Dear all,
Thank you for looking into my post. The United Nations Security Council produces resolution after resolution. I'd like to perform some basic text-mining tasks on the resolutions adopted between 2000 and 2018. Which means I'd like to download the document signatures S/RES/1285:S/RES/2246.
My challenge:
I would like to
- Download a series of plain text files with increment numbers
- Store them in a list or a df where three hrefs are in columns and each resolution is one row
My Data
The series of text files is stored here: [https://m06qqef3qg.execute-api.us-east-1.amazonaws.com/dev/S/RES/]
The same content is inconveniently stored as a html web content here
Each document has a sequential number associated which is at the end of the URL.
E.g., Document S/RES/1285
URL <- "https://m06qqef3qg.execute-api.us-east-1.amazonaws.com/dev/S/RES/1285"
URL # plain text of the resolution
I'd like to the files 1285:2446 from this list (basically the pendant to Curl
https://m06qqef3qg.execute-api.us-east-1.amazonaws.com/dev/S/RES/[1285-2446] -o "#1.txt
)
My failed attempts to solve challenge 1: Download and store sequential urls
In the forum, I found this approach and adapted it to my case
Packages used
library(tidyverse)
library(rvest)
Attempt a
mandate <- list()
inshows = c(1285:2446) # sequence of resultions
for(u in inshows) {
url <- paste0('https://m06qqef3qg.execute-api.us-east-1.amazonaws.com/dev/S/RES/', u)

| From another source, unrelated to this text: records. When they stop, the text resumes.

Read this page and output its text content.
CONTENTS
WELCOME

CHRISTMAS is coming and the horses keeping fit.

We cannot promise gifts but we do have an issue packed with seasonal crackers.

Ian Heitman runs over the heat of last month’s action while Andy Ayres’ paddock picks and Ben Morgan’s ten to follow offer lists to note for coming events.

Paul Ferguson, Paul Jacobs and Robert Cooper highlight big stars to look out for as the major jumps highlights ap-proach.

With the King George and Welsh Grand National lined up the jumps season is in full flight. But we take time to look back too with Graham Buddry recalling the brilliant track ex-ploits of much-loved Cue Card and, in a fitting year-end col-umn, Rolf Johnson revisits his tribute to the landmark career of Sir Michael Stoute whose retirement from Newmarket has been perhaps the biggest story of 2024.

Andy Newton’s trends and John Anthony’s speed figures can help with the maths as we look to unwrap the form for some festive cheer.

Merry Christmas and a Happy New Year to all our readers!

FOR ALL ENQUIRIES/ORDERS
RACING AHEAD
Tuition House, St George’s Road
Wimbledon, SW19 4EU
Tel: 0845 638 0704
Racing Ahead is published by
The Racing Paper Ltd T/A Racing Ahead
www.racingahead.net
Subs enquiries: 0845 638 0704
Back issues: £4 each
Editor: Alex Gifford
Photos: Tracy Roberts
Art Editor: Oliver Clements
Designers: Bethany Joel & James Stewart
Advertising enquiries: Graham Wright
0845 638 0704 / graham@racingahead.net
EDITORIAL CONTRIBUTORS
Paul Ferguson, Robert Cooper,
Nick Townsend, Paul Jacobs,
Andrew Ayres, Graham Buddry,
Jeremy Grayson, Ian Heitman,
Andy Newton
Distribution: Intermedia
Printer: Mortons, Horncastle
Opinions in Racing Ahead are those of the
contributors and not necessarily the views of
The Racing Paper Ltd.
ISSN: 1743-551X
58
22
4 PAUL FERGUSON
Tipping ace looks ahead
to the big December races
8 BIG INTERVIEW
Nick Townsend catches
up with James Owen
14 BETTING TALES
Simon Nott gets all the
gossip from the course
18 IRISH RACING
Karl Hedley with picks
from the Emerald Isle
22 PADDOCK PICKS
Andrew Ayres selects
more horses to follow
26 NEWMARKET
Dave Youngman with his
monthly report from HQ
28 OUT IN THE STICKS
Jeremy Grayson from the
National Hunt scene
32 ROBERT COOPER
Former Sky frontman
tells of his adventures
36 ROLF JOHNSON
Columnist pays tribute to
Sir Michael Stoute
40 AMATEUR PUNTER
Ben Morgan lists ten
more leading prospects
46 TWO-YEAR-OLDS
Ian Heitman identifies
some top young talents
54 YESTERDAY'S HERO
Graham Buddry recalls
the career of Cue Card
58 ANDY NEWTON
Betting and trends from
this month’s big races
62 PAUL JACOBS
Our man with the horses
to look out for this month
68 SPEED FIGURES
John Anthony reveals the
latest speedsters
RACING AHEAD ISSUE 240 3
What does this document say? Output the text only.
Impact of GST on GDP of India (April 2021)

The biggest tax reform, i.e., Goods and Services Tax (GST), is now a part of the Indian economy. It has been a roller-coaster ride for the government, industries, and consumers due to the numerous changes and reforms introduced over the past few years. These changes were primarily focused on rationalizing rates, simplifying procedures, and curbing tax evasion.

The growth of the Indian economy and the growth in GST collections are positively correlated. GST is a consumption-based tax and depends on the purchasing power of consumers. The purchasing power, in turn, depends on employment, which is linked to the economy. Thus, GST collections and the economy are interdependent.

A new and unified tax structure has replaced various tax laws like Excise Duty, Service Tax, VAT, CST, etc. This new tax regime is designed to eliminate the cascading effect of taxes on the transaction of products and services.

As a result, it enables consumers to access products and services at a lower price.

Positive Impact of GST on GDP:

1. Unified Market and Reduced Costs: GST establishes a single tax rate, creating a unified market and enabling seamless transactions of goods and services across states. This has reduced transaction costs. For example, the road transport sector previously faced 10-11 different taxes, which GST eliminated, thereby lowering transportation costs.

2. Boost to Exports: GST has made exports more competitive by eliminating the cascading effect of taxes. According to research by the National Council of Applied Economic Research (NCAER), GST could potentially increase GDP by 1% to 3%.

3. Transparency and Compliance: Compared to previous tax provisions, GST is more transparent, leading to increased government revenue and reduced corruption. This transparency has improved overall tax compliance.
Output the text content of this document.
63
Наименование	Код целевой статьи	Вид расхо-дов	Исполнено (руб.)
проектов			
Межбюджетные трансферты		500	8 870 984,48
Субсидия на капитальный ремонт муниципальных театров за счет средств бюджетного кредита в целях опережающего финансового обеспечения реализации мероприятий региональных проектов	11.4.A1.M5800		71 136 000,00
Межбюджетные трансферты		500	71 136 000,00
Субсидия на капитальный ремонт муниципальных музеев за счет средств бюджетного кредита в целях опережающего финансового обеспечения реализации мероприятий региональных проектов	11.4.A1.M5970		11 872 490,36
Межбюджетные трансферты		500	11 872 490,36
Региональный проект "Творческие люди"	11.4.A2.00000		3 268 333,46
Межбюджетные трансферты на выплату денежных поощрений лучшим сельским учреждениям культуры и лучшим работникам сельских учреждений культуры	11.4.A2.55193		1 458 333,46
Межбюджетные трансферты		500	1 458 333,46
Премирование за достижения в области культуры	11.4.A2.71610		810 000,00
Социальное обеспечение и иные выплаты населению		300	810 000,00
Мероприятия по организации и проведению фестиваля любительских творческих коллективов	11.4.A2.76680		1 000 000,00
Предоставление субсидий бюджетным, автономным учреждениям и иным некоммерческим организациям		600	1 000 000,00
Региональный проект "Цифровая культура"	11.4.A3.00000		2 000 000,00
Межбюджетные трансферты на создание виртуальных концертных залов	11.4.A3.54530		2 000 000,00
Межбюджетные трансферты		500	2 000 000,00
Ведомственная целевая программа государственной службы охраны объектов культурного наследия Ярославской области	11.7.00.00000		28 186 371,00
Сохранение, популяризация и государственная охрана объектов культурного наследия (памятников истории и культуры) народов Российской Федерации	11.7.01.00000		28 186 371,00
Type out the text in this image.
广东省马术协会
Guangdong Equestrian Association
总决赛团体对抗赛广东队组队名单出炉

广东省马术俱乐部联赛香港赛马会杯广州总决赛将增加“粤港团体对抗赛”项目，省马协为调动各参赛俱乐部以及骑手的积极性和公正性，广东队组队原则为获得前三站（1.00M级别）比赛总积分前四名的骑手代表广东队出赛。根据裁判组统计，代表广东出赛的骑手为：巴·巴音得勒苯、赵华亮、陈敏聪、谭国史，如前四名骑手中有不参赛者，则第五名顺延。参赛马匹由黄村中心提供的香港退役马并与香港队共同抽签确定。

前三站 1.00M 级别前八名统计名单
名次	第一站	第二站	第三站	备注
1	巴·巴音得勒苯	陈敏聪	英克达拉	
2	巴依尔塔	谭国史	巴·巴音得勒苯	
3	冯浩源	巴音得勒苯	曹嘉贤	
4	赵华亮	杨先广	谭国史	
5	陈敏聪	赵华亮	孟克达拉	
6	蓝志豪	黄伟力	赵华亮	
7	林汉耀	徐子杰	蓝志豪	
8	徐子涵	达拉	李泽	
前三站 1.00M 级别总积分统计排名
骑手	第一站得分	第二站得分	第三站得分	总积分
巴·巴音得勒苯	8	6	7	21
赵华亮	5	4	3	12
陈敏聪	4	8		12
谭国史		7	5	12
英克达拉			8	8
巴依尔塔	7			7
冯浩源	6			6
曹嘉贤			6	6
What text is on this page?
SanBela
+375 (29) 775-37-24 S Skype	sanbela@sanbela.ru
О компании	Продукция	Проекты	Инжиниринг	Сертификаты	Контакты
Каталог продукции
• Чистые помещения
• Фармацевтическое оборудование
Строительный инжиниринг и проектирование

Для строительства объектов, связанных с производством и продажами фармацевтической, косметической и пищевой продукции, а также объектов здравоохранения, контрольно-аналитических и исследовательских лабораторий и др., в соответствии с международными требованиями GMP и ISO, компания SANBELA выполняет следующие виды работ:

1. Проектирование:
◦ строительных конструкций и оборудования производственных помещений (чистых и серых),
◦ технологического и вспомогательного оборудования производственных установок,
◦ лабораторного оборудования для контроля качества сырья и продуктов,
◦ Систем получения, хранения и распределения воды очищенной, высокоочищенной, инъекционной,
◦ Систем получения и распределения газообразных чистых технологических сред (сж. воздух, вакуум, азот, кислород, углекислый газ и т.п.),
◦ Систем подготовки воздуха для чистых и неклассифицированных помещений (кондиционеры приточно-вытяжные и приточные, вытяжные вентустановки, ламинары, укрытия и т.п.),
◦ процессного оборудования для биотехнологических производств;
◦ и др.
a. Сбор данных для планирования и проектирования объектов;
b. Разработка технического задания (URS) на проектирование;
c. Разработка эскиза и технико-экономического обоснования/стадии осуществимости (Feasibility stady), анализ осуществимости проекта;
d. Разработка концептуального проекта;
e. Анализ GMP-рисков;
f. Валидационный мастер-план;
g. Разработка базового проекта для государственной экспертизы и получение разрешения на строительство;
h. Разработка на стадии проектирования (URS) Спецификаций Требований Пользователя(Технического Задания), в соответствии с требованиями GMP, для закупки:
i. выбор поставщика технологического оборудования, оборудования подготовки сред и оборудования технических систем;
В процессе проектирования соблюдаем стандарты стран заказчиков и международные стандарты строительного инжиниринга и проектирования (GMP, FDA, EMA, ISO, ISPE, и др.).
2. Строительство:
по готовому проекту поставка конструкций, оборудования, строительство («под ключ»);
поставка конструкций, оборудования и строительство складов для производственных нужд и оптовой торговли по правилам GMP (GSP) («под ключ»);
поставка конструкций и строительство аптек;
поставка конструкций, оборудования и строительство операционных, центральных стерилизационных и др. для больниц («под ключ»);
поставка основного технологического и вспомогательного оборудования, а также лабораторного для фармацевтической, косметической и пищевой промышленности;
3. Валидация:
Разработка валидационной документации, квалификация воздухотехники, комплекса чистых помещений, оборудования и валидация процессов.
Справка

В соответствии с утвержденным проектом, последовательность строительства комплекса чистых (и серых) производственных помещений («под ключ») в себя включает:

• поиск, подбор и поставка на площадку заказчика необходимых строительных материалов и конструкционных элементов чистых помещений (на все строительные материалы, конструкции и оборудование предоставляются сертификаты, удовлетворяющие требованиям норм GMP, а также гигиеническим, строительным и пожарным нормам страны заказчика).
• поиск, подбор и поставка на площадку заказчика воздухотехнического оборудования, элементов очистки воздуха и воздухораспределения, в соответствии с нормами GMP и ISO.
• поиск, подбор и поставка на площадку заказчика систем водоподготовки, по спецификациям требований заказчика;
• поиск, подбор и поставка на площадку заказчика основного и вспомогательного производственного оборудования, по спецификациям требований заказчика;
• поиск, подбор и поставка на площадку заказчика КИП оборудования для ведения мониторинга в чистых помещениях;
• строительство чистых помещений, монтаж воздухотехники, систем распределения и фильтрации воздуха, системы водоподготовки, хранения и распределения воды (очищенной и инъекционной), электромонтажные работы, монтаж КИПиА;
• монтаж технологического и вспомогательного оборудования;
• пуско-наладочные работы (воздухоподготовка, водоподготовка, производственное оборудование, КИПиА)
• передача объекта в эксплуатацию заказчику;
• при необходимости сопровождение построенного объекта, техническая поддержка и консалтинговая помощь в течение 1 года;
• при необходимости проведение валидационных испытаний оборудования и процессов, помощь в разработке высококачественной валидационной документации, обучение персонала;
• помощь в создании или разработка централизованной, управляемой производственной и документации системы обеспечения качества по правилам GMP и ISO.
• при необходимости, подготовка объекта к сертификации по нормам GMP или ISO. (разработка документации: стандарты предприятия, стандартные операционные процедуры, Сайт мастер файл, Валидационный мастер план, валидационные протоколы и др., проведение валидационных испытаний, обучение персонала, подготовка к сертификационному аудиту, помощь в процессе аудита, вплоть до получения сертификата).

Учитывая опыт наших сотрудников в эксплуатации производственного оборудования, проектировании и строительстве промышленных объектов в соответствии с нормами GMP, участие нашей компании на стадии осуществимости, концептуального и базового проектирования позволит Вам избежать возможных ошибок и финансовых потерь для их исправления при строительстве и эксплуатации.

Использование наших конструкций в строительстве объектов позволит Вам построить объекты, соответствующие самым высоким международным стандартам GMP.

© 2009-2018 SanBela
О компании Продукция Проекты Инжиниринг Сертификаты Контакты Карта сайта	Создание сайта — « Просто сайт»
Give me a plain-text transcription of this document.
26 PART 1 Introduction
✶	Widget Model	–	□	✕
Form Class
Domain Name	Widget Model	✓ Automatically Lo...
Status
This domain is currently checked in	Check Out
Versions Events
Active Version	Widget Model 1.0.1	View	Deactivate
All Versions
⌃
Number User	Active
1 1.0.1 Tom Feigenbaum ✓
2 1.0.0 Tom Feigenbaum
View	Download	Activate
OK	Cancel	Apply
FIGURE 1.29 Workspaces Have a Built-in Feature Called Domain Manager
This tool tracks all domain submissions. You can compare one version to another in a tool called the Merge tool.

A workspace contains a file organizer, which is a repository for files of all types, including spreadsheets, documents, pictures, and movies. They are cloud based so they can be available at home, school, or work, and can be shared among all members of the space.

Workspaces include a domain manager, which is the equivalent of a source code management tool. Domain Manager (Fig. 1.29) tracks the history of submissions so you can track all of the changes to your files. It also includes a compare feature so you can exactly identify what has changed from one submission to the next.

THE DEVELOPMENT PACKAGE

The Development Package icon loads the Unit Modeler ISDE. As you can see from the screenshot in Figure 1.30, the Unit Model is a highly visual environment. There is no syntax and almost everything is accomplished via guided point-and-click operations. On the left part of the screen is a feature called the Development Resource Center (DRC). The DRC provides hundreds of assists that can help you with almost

mandate[[u]] <- read_html(url)
}
I also tried a modification of this post
Attempt b
mandates <- lapply(paste0('https://m06qqef3qg.execute-api.us-east-1.amazonaws.com/dev/S/RES/', 1285:2446),
function(url){
url %>% read_html() %>%
})
Rather unsurprising both create empty lists of 1651. Where would the text come from in this code?
If anyone knows how to iterate over the sequence and download the list, I would greatly appreciate help!
The resolutions are not stored as txt file nor are they still in html (and hence with href). Therefore I am wondering if I am all together on the wrong track here.
Challenge 2: Store the downloaded documents tidy
In order to work with the text, I need them either in a list or in a dataframe.
Ideally, the corpus would be structured along the hrefs (included as patterns in the plain text)
- "doc_sym", # contains the document signature (S/RES/1285(2000)
- "raw_txt", # contains the text body of the document
- "title". # contains the title "Security Council resolution 1285 [2000) [on monitoring of the demilitarization of the Prevlaka peninsula by the UN military observers]"
- Year, in parenthesis in soc_sym (no href)
I have absolutely no idea how to perform step two and am open to any and all suggestions.
Thank you very much!
Best,
Martin